The trailer gleamed, spotless, as usual. Maddie was already plopped on the floor in front of the TV, lifting the lid of the Styrofoam container. Sadie and I nestled into opposite sides of the red-leather booth in the corner of the kitchen and dug in.

A granola friend, born somewhere north, once asked in disgust, “Why would any sane person want a greasy breaded crust around a slab of red meat?” If you had to ask, I told her, you’d never know.

I bit into a perfectly fried piece of heaven and, keeping my voice low, gave Sadie an abbreviated five-minute version of Rosalina’s letter, my internet research into her brutal, mob-connected husband, the surprise visit at Daddy’s office from the man named Jack, the violent encounter in the garage. Once again, I left out the fact that Jack’s attackers knew who I was. There was only so much worry I thought I should dump on her.

“Don’t tell Mama you took out that gun,” Sadie warned when I’d finished, which was ridiculous because Mama didn’t even know who I was.

“And clean it tomorrow.” For someone who lived out in the ether, Sadie was remarkably practical. Cleaning guns had always been a religion in our family, with Grandaddy as the head preacher. “Do you have the letter?”

“Yes.” I gestured to my purse while peering into the depths of her Sub-Zero refrigerator. “There’s only one more Corona.”

“Go for it.” She reached across the booth to my purse on the seat, pulling out the pink envelope, bent and creased from all its encounters with my obsessed fingers.

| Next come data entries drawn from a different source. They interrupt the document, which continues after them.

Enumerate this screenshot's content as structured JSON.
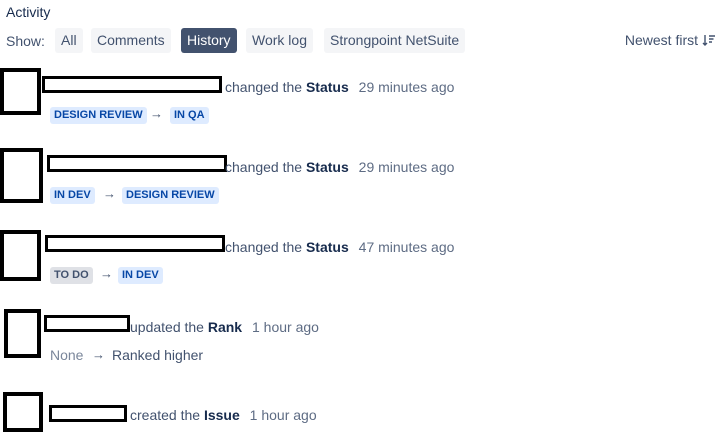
{
  "activity_title": "Activity",
  "show_label": "Show:",
  "filters": [
    {
      "label": "All",
      "active": false
    },
    {
      "label": "Comments",
      "active": false
    },
    {
      "label": "History",
      "active": true
    },
    {
      "label": "Work log",
      "active": false
    },
    {
      "label": "Strongpoint NetSuite",
      "active": false
    }
  ],
  "sort_label": "Newest first",
  "entries": [
    {
      "action": "changed the",
      "field": "Status",
      "time": "29 minutes ago",
      "from": "DESIGN REVIEW",
      "to": "IN QA"
    },
    {
      "action": "changed the",
      "field": "Status",
      "time": "29 minutes ago",
      "from": "IN DEV",
      "to": "DESIGN REVIEW"
    },
    {
      "action": "changed the",
      "field": "Status",
      "time": "47 minutes ago",
      "from": "TO DO",
      "to": "IN DEV"
    },
    {
      "action": "updated the",
      "field": "Rank",
      "time": "1 hour ago",
      "from": "None",
      "to": "Ranked higher"
    },
    {
      "action": "created the",
      "field": "Issue",
      "time": "1 hour ago"
    }
  ],
  "arrow_glyph": "→",
  "colors": {
    "lozenge_blue_bg": "#deebff",
    "lozenge_blue_text": "#0747a6",
    "lozenge_grey_bg": "#dfe1e6",
    "active_filter_bg": "#42526e"
  }
}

I settled back into my seat with the beer, watching her eyes as they moved over words I’d memorized, reading along with her silently even though I couldn’t see the page, my stomach churning around the grease.

Have you ever wondered about who you are?

My mind finished the letter a few seconds ahead of her. I watched as she flipped over the front of the envelope, examined the return address and the postmark, then held it up to the light, illuminating a small square. She pulled out a tiny picture stuck inside the lining of the envelope. How had I missed that?